# Cultural Data Analysis

Introduction to working with datasets

In [None]:
# import necessary libraries
import os, re, csv
import pandas as pd
import numpy as np
import gensim, nltk
from sklearn.feature_extraction.text import CountVectorizer
from collections import Counter
from itertools import islice
from nltk.corpus import stopwords
import spacy
import string
import pickle

In [None]:
import pickle

## Loading the dataset: heritage homes webistes

The dataset is stored in a shared google drive:
https://drive.google.com/drive/folders/11Shm0edDOiWrOe56fzJQRZi-v_BPSW8E?usp=drive_link

Add it to your drive.

To access it, load your gdrive in 'Files' (see left pane of the notebook in google colab) and navigate to the shared folder. You may need to click on 'refresh' to make it appear on the list.

In [None]:
from google.colab import drive
drive.mount('/content/gdrive')

In [None]:
# Country code: change here between 'NL' and 'UK'
cc = 'UK'

In [None]:
gdrive_path = '/content/gdrive/MyDrive/CDA/'

In [None]:
raw_data_file = gdrive_path+cc+'_dataset_website-content-crawler.json'

In [None]:
# Import json data from Aipfy scraping
df=pd.read_json(raw_data_file)

# Print the DataFrame
df.head()

In [None]:
# select only two columns for analysis: url and text
df=df[['url','text']]
df.head()

Join all pages from a domain to an entry in the analysis. To do this, add a new column which will contain only the main domain name.

In [None]:
# function to extract the main domain from the url in the dataset
def extract_main_domain(url):
    if not isinstance(str(url), str):
        print('NOT VALID',url)
        return None
    match = re.findall('(?:\w+\.)*\w+\.\w*', str(url)) #'www\.?([^/]+)'
    return match[0].lstrip('www.') if match else None

In [None]:
# Load the list of domains from a csv file:
cc_column = cc+' domains'
#print(cc_column)

urls = pd.read_csv(gdrive_path+cc+'_urls.csv')[cc_column].values.tolist()

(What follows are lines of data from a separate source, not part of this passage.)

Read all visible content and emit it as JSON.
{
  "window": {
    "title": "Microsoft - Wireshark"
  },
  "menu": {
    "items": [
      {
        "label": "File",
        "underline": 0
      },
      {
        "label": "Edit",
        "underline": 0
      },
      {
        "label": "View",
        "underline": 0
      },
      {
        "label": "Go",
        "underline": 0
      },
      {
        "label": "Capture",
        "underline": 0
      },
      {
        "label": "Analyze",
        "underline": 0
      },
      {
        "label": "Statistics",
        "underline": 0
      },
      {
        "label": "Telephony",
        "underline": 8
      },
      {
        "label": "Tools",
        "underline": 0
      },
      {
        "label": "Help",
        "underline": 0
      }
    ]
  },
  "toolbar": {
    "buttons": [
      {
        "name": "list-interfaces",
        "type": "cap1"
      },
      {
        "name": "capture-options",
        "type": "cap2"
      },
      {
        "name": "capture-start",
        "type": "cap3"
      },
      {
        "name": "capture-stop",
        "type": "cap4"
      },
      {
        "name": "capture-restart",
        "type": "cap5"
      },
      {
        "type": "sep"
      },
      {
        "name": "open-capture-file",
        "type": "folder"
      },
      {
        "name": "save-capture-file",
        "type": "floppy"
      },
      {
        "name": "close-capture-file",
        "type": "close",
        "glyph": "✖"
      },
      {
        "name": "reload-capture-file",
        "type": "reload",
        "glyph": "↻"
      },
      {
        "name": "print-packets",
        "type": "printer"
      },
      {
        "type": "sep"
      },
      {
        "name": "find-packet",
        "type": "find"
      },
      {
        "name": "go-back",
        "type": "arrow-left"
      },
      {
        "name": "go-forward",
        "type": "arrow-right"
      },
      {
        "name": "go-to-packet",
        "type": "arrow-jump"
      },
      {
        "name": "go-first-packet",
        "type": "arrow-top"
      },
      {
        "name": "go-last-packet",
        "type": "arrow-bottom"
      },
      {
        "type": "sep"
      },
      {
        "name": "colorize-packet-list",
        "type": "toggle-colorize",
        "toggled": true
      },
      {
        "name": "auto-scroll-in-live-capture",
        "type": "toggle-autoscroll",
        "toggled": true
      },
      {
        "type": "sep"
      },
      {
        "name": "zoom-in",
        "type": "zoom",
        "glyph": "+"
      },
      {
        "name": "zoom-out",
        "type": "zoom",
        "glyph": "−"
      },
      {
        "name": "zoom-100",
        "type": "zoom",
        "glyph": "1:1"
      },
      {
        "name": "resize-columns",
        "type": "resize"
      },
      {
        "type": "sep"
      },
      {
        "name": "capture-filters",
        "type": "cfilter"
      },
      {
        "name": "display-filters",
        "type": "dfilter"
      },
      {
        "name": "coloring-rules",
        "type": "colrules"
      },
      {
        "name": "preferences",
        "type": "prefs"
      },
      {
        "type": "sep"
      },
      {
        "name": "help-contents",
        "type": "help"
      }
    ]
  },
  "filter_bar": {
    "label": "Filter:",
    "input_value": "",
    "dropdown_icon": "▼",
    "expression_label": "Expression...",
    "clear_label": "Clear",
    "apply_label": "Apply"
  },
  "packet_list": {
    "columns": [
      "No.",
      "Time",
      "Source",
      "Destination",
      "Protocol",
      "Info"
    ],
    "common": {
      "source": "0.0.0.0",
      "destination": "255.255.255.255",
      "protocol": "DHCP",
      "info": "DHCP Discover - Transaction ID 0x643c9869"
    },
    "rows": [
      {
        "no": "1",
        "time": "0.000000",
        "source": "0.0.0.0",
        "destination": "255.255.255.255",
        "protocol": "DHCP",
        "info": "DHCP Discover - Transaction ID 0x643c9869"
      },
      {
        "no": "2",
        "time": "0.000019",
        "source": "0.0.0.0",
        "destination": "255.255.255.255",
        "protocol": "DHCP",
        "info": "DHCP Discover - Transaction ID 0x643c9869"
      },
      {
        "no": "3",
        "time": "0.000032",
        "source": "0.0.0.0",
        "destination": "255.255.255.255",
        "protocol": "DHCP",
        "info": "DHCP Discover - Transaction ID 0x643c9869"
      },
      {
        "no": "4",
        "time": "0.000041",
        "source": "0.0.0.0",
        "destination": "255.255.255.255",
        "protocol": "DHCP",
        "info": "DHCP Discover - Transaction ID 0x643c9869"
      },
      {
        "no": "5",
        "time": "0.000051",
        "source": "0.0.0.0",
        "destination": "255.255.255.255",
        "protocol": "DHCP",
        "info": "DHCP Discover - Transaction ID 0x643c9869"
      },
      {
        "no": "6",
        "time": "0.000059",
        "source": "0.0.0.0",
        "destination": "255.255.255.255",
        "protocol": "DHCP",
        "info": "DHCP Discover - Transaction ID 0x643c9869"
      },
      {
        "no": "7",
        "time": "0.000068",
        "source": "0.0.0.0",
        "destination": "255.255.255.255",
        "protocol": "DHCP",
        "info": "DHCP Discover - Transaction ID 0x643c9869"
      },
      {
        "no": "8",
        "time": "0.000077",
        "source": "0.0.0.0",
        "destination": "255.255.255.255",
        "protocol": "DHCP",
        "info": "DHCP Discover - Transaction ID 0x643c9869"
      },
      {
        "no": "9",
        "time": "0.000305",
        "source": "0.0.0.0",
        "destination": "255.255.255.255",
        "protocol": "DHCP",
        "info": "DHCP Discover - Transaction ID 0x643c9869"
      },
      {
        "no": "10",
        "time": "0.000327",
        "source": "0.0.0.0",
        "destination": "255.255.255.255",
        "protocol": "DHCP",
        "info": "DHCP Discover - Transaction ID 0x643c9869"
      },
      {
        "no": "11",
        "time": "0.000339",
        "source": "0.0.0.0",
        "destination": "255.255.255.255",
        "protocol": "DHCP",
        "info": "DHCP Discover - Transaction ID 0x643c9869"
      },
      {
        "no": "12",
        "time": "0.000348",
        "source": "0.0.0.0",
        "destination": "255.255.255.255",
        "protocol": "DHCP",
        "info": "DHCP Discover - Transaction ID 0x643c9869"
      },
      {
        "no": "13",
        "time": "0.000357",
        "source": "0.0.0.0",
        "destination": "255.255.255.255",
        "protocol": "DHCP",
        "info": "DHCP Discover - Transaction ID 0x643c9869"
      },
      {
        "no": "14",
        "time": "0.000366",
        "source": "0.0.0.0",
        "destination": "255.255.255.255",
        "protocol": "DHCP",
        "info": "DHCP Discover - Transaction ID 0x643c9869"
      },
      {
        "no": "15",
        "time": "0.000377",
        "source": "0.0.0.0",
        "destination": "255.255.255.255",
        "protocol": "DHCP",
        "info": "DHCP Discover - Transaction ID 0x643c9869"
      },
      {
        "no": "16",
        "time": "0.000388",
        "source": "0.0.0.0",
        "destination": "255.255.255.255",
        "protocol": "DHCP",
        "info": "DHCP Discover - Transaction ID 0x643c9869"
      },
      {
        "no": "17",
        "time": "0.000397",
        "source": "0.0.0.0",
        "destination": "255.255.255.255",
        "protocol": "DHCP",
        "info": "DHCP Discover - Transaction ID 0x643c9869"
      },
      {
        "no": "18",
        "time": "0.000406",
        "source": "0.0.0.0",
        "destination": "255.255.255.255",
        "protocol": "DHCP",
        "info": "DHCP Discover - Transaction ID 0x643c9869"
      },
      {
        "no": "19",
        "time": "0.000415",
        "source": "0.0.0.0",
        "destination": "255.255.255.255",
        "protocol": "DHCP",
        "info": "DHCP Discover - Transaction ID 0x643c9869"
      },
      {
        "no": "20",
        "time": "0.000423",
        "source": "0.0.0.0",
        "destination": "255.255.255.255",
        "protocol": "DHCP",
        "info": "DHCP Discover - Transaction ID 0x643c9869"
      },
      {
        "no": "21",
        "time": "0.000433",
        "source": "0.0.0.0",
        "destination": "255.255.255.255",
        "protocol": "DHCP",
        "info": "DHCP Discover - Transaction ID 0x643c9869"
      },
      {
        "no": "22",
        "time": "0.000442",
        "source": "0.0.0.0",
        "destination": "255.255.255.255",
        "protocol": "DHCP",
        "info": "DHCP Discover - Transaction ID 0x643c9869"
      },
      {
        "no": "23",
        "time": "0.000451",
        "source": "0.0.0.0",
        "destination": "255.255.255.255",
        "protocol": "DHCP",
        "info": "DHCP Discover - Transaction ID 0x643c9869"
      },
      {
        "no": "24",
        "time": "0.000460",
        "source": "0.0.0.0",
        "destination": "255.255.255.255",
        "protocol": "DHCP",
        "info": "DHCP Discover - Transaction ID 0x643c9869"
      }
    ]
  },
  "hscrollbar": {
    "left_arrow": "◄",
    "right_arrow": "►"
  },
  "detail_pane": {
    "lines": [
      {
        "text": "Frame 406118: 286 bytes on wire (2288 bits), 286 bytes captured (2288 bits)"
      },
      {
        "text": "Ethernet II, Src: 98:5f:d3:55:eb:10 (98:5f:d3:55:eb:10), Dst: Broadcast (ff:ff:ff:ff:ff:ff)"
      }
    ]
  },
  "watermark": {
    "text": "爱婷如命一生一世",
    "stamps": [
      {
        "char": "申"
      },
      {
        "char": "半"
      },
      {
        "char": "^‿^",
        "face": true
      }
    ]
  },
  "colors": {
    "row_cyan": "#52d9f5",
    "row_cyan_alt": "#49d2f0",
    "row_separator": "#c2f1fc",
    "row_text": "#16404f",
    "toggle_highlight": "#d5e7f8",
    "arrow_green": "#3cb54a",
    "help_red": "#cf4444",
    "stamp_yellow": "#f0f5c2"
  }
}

# Extract main domains from nl_urls
domains = {extract_main_domain(url) for url in urls if extract_main_domain(url) is not None}

# Check if main domains in list_of_links match any domain in nl_domains
matching_links = [link for link in df.url if extract_main_domain(link) in domains]

In [None]:
# this cell can be skipped, it is only for verification

# check how many lines in the dataframe have a matching link to the list of urls
print(len(matching_links))

In [None]:
# Add a new column 'domain' and fill it by applying the extract_main_domain function to the 'url' column
df['domain'] = df['url'].apply(extract_main_domain)
df.head()

## 1. Close reading one document
(we will consider one website as a 'document')

In [None]:
# list all unique domain names
df['domain'].unique()

In [None]:
# extract all rows (lines) where the value of 'domain' is 'lancashire.gov.uk'
df[df['domain'] == 'lancashire.gov.uk']

In [None]:
# then combine these into a list of pages
document = df[df['domain'] == 'lancashire.gov.uk']['text'].tolist()

In [None]:
document

In [None]:
clean_document = []
for i in document:
  j = i.replace('\n', ' ').replace('\r', '')
  clean_document.append(j)

In [None]:
clean_document

## Working with text computationally

In [None]:
# change 'UK' here for country code by hand
!wget 'https://raw.githubusercontent.com/jazoza/cultural-data-analysis/refs/heads/main/stopwords_archive/UK.txt'

In [None]:
# load a list of 'stopwords' in the language you are analyzing
def get_stopwords_list(stop_file_path):
    """load stop words """
    with open(stop_file_path, 'r', encoding="utf-8") as f:
        stopwords = f.readlines()
        stop_set = set(m.strip() for m in stopwords)
        return list(frozenset(stop_set))
stopwords_path = cc+".txt"
stopwords = get_stopwords_list(stopwords_path)

In [None]:
special_stop_words = ['nbsp', ' ', '', '—', '\’s']
stopwords_ext = stopwords+special_stop_words

In [None]:
#function to remove non-ascii characters
def _removeNonAscii(s): return "".join(i for i in s if ord(i)<128)

In [None]:
#load spacy
nlp = spacy.load('en_core_web_sm')

In [None]:
#function to clean and lemmatize comments
def clean_documents(text):
    #remove punctuations
    regex = re.compile('[' + re.escape(string.punctuation) + '\\r\\t\\n]')
    nopunct = regex.sub(" ", str(text))
    #use spacy to lemmatize comments
    doc = nlp(nopunct, disable=['parser','ner'])
    lemma = [token.lemma_ for token in doc]
    return lemma

In [None]:
#apply function to clean and lemmatize comments
lemmatized = df.text.map(clean_documents)
#make sure to lowercase everything
lemmatized = lemmatized.map(lambda x: [word.lower() for word in x])
lemmatized.head()

In [None]:
unlist_documents = [item for items in lemmatized for item in items]

In [None]:
# save these outputs for later
with open(gdrive_path+'jar/lemmatized.pickle', 'wb') as handle_l:
    pickle.dump(lemmatized, handle_l, protocol=pickle.HIGHEST_PROTOCOL)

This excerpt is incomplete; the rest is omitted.